Banging on the door, I yelled with rage, "come on Clumsy you got to let me out! I was your friend! I gave you a job, free lodgings, and I even cared for you…you... not like a son but like just like a mini mall!" Mr Clumsy laughed evilly as he said, "I guess you are right. I'll let you out." And so, he did. He unlocked the door, and bolted down the hallway down the stairs towards the main lobby of the mansion where the tour had begun. I was intercepted during the chase by the Station Officer Muller. He was an old bulldog of a fireman who most assuredly was getting paid by the Molinari Family or in the very least had some kind of arrangement with them. He was known for throwing Christmas charity toy drives with his fireman band, and that may sound sweet until you stop and realise that he was actually keeping the toys for himself as he was a massive man child or dog child I guess. Oh poppy cock it doesn't even sound right! Hang on a tick; poppy what!? Ha ha! Oh my that's quite funny! I escorted Mrs Splendid, Station Officer Muller, and the rest of the firemen band through to the art gallery which contained the diamond only to find to my shock and horror that the diamond was no longer there. Mrs Splendid pulled out a teeny tiny microscope as she and the others had thankfully become distracted by my painting of a man pulling his toes off in order to distract him from the bitter cold. Tis a rather cold evening indeed. I used their moment of distraction to my advantage and headed back to the sitting room where I found Mr Clumsy messing around with the diamond. "Oh, you clumsy boy! Give me the diamond, and then you and I are heading downtown where you will confess to your crime! Don't worry, I'm sure the commissioners will be more than understanding when it comes to handling your case son."
 
Thankfully, Mr Clumsy decided to place the diamond back onto the shelf but sadly he tripped due to his shoes being untied and the diamond ended up falling onto the ground. I tried to catch it, but I was too late for I had become quite slow with age and my reflexes weren't quite as sharp as they used to be. The diamond smashed into a million tiny bite size pieces as all of the sudden Mrs Splendid came in and she looked very cross. She shook her head with contempt as she said, "oh Mr Uppity you really are clumsy!" I sat on the floor in defeat as Mr Clumsy taunted me by squashing my hat and then placing it back onto my head. That bastard. I had no time to get revenge on Clumsy as I ended up getting forcibly evicted off the premises by the firemen as I needed to be taught a lesson about being nice to people or so that what's Mrs Splendid claimed needed to happen anyway. I was taken to work at the salt mines which are controlled by Lord Nooth. He owns all of the salt mines in the world or at least in Great Britain anyway. I highly doubt he could control all of the salt mines, but maybe one day he could.
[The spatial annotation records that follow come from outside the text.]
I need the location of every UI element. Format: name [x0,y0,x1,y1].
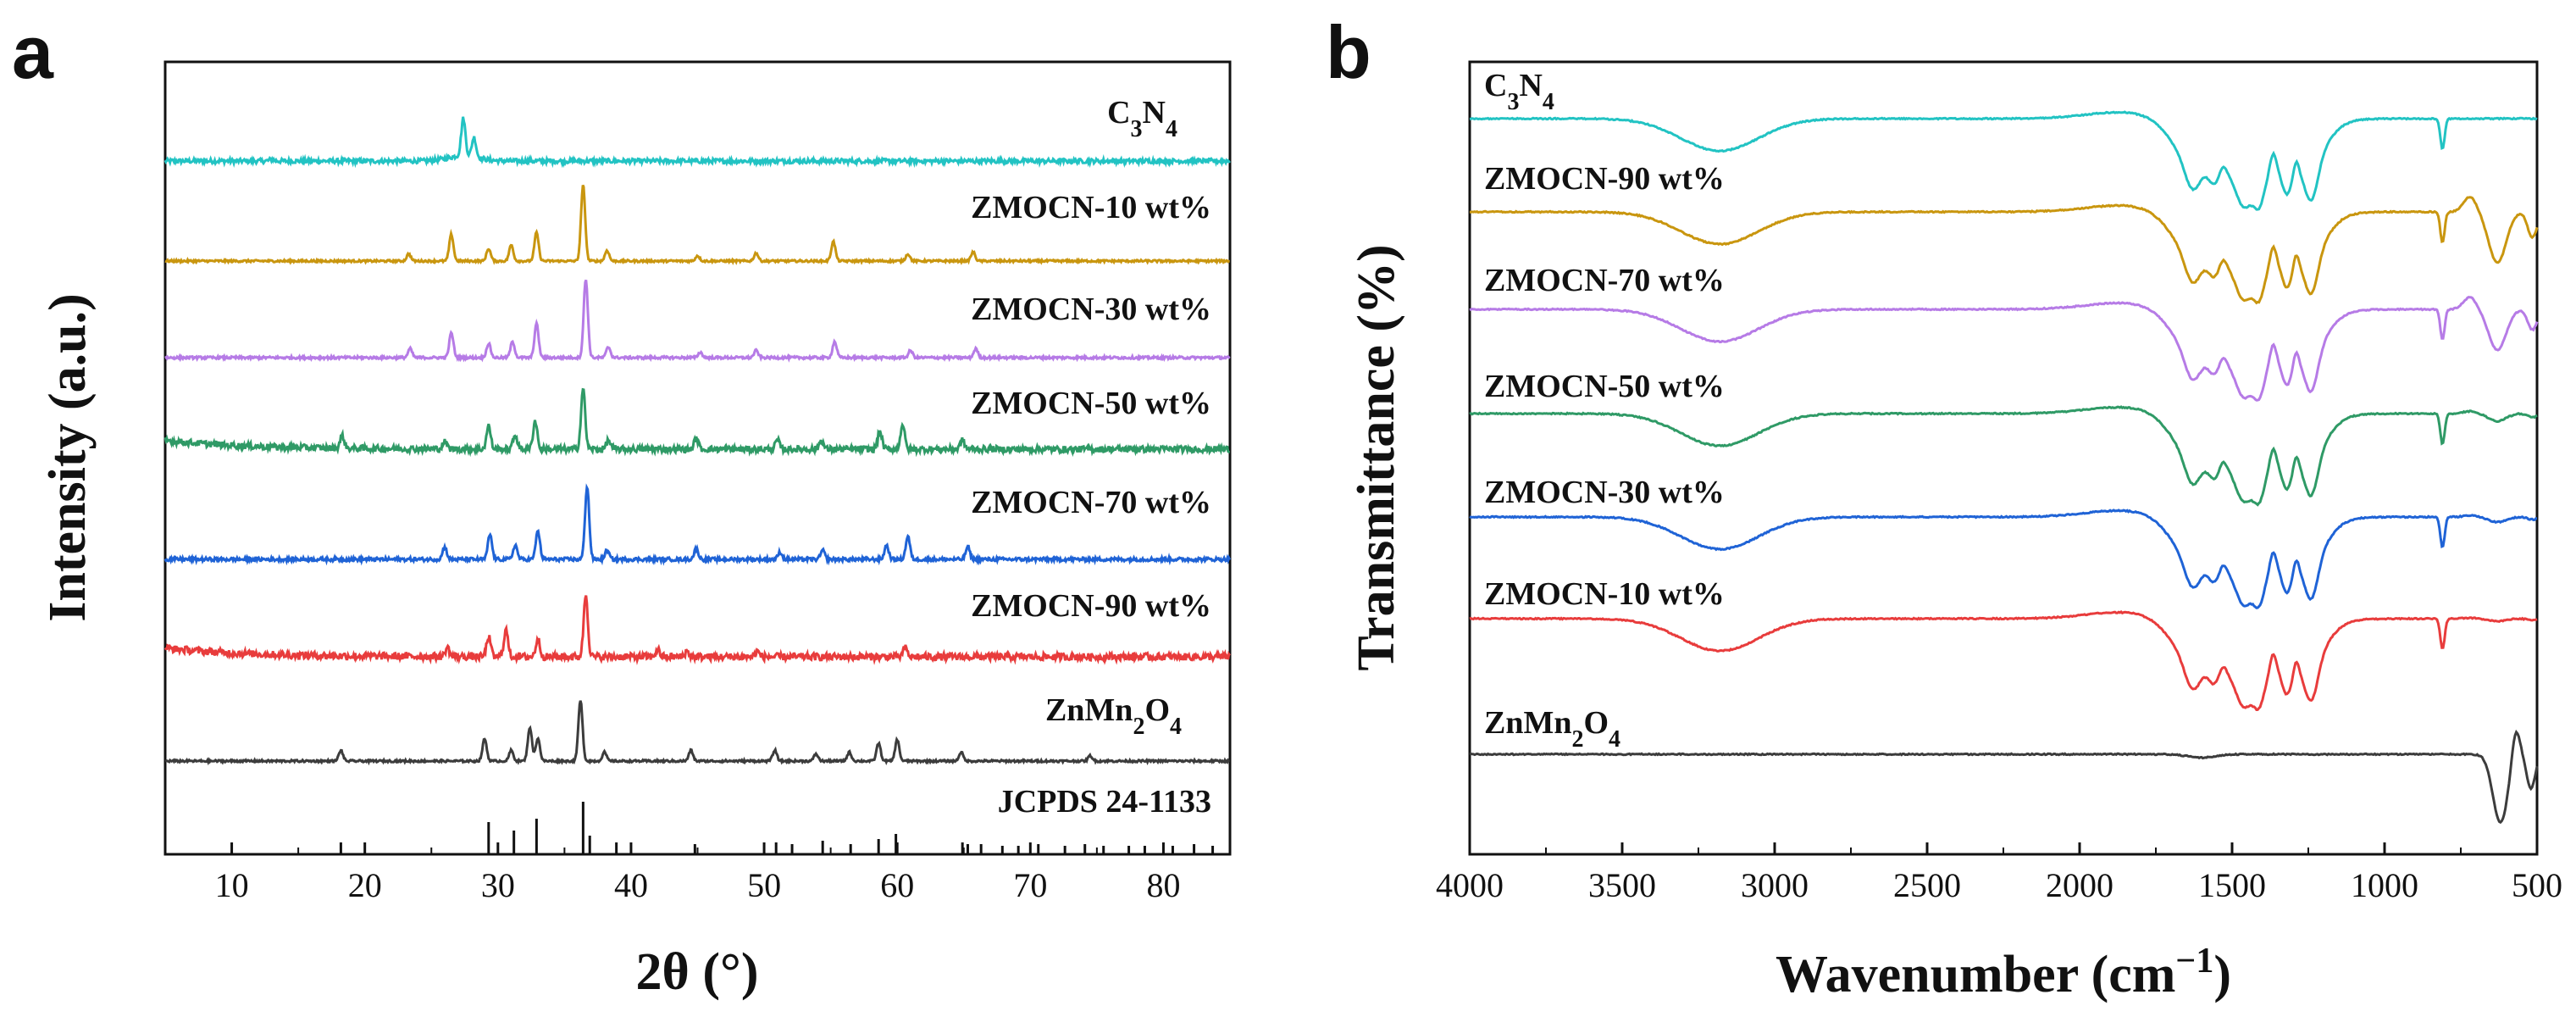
ftir-label-zmocn-50-wt: ZMOCN-50 wt% [1484,369,1725,404]
panel-b-series: C3N4 ZMOCN-90 wt% ZMOCN-70 wt% ZMOCN-50 wt%… [1469,68,2539,825]
panel-a-chart: 10 20 30 40 50 60 70 80 C3N4 ZMOCN-10 wt% ZMOCN-3… [39,60,1232,1001]
xrd-label-zmocn-30-wt: ZMOCN-30 wt% [971,292,1211,327]
x-tick-label: 1000 [2351,866,2418,904]
ftir-series-znmn2o4 [1469,729,2539,825]
x-tick-label: 70 [1013,866,1047,904]
xrd-series-zmocn-90-wt [163,595,1231,666]
ftir-label-c3n4: C3N4 [1484,68,1554,115]
x-tick-label: 4000 [1436,866,1504,904]
panel-a-letter: a [12,10,54,94]
ftir-series-zmocn-10-wt [1469,609,2538,712]
xrd-series-zmocn-10-wt [164,184,1230,266]
x-tick-label: 3000 [1741,866,1809,904]
ftir-label-zmocn-70-wt: ZMOCN-70 wt% [1484,263,1725,298]
ftir-series-c3n4 [1469,110,2538,211]
xrd-label-zmocn-10-wt: ZMOCN-10 wt% [971,190,1211,225]
x-tick-label: 2500 [1893,866,1961,904]
ftir-label-zmocn-30-wt: ZMOCN-30 wt% [1484,475,1725,510]
xrd-series-znmn2o4 [164,700,1230,766]
ftir-label-zmocn-90-wt: ZMOCN-90 wt% [1484,161,1725,197]
x-tick-label: 40 [614,866,648,904]
panel-a-series: C3N4 ZMOCN-10 wt% ZMOCN-30 wt% ZMOCN-50 wt%… [163,95,1232,766]
ftir-series-zmocn-30-wt [1469,508,2538,609]
xrd-series-zmocn-50-wt [163,387,1230,458]
xrd-label-zmocn-50-wt: ZMOCN-50 wt% [971,386,1211,421]
panel-b-x-axis-title: Wavenumber (cm−1) [1776,942,2231,1003]
xrd-label-zmocn-90-wt: ZMOCN-90 wt% [971,588,1211,624]
reference-label: JCPDS 24-1133 [998,784,1211,820]
panel-b-x-ticks: 4000 3500 3000 2500 2000 1500 1000 500 [1436,842,2562,904]
panel-a-reference-lines: JCPDS 24-1133 [339,784,1215,854]
xrd-series-zmocn-70-wt [163,483,1232,566]
xrd-series-zmocn-30-wt [164,279,1231,363]
x-tick-label: 30 [481,866,515,904]
x-tick-label: 1500 [2198,866,2266,904]
x-tick-label: 3500 [1588,866,1656,904]
ftir-series-zmocn-70-wt [1469,296,2539,402]
xrd-series-c3n4 [163,116,1231,169]
x-tick-label: 50 [747,866,781,904]
panel-a-x-axis-title: 2θ (°) [636,943,759,1001]
panel-a-y-axis-title: Intensity (a.u.) [39,293,97,622]
x-tick-label: 60 [880,866,914,904]
x-tick-label: 500 [2512,866,2562,904]
ftir-series-zmocn-50-wt [1469,405,2538,507]
panel-b-y-axis-title: Transmittance (%) [1348,244,1405,670]
xrd-label-znmn2o4: ZnMn2O4 [1045,692,1182,740]
xrd-label-zmocn-70-wt: ZMOCN-70 wt% [971,485,1211,520]
ftir-series-zmocn-90-wt [1470,196,2539,305]
ftir-label-zmocn-10-wt: ZMOCN-10 wt% [1484,576,1725,612]
ftir-label-znmn2o4: ZnMn2O4 [1484,705,1620,753]
x-tick-label: 2000 [2046,866,2113,904]
panel-b-letter: b [1326,10,1371,94]
x-tick-label: 80 [1146,866,1180,904]
panel-b-chart: 4000 3500 3000 2500 2000 1500 1000 500 C3N4 ZMOC… [1348,60,2562,1003]
xrd-label-c3n4: C3N4 [1107,95,1177,142]
panel-a-x-ticks: 10 20 30 40 50 60 70 80 [164,842,1231,904]
x-tick-label: 20 [348,866,382,904]
panel-a-frame [163,60,1232,856]
x-tick-label: 10 [215,866,249,904]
Perhaps he is planning a mighty takeover, but that is another story. Hmm. Ass biscuits! Now thankfully, I never interacted with Lord Nooth directly as I was busy being tormented by his top man; The Coachman who had a thing for whipping me with a whip doused in Genco Pura Olive Oil. Eugh! I don't care much for that particular brand of oil as I preferred Filippo Berio Olive Oil. I was kind of hoping you'd come along with us SpongeBob, and by that I of course mean I was kind of hoping that Mr Berio would sponsor this doc, but unfortunately, I had no such luck in that regard I'm afraid.